La sfida tecnica dietro l’estetica minimal
DIAMETRO COMPLESSIVO: 190 cm
LANCETTA MINUTI: 84 cm │ SEGNA ORE (3D): 15x3x5 cm
LANCETTA ORE: 62 cm │ FINITURA: Nero Satinato
Quando le dimensioni superano la scala domestica, la vera sfida dei designer si sposta sul delicato equilibrio tra estetica e ingegnerizzazione. CalleaDesign ha affrontato il progetto focalizzandosi su tre aspetti cruciali del mondo contract:
- Leggerezza e bilanciamento: le imponenti lancette (84 cm per i minuti e 62 cm per le ore) sono state modellate internamente per garantire la massima stabilità e fluidità di movimento, riducendo lo stress meccanico sul motore.
- Profondità visiva: i quattro indici orari scultorei proiettano ombre morbide sulla parete, creando un raffinato gioco volumetrico che muta con il variare della luce naturale nell’ambiente durante il giorno.
- Ingegneria “invisible”: pensata per essere installata oltre i tre metri d’altezza e in assenza di prese elettriche, l’opera nasconde un cuore ad altissima precisione: un meccanismo svizzero radiocontrollato (segnale DCF77) alimentato da una batteria al litio con 7 anni di autonomia. Zero cavi, zero manutenzione manuale e, grazie a un’antenna remota nascosta, perfetta ricezione del segnale anche attraverso le schermature degli edifici moderni.

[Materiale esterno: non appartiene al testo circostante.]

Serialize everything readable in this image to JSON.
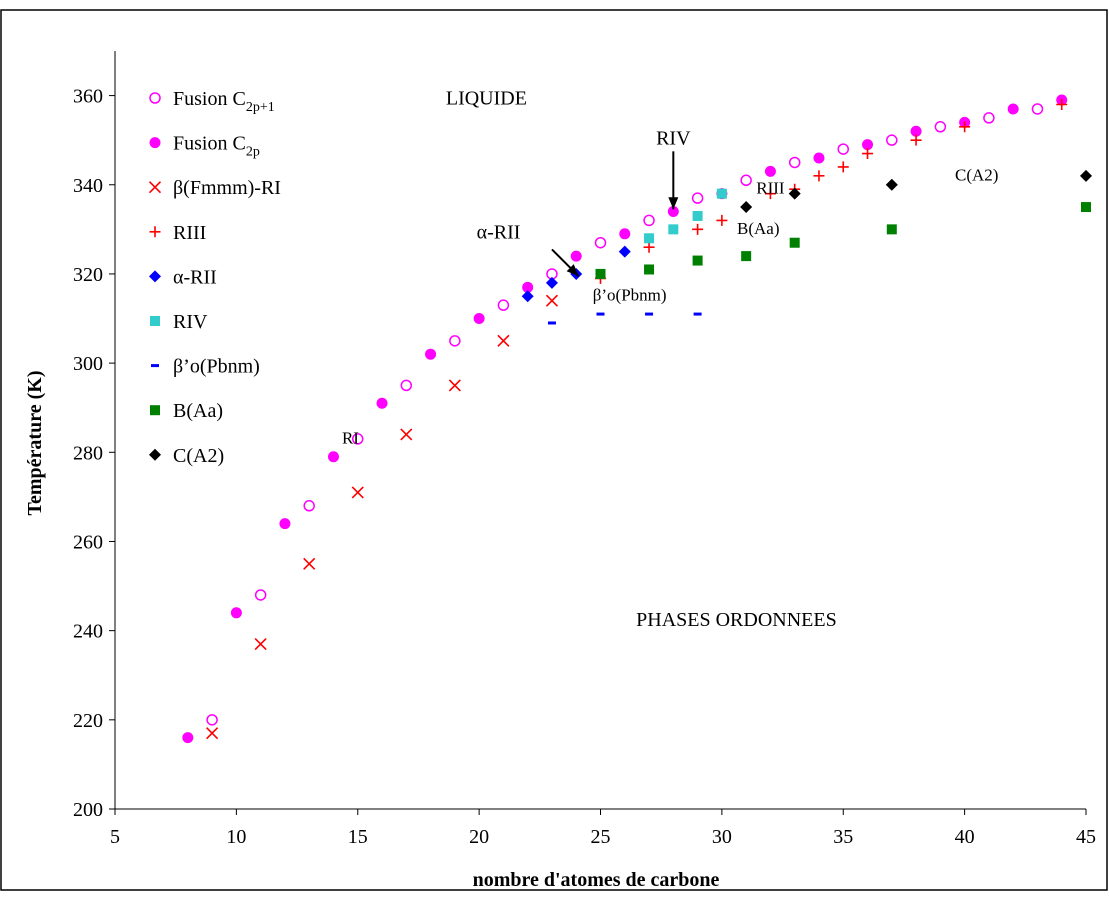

“Per noi progettare un orologio da parete su misura significa partire dallo spazio, non semplicemente dal prodotto. In questo caso il tempo è diventato un segno architettonico: essenziale, proporzionato e integrato nella parete.”
— Adriano Callea, socio e designer del brand.
Con questa installazione, l’atelier di Trieste conferma una direzione progettuale sempre più orientata alle esigenze di architetti e interior designer, dimostrando come anche la misurazione del tempo possa trasformarsi in un potente strumento di espressione spaziale per lounge, uffici di rappresentanza e grandi spazi collettivi.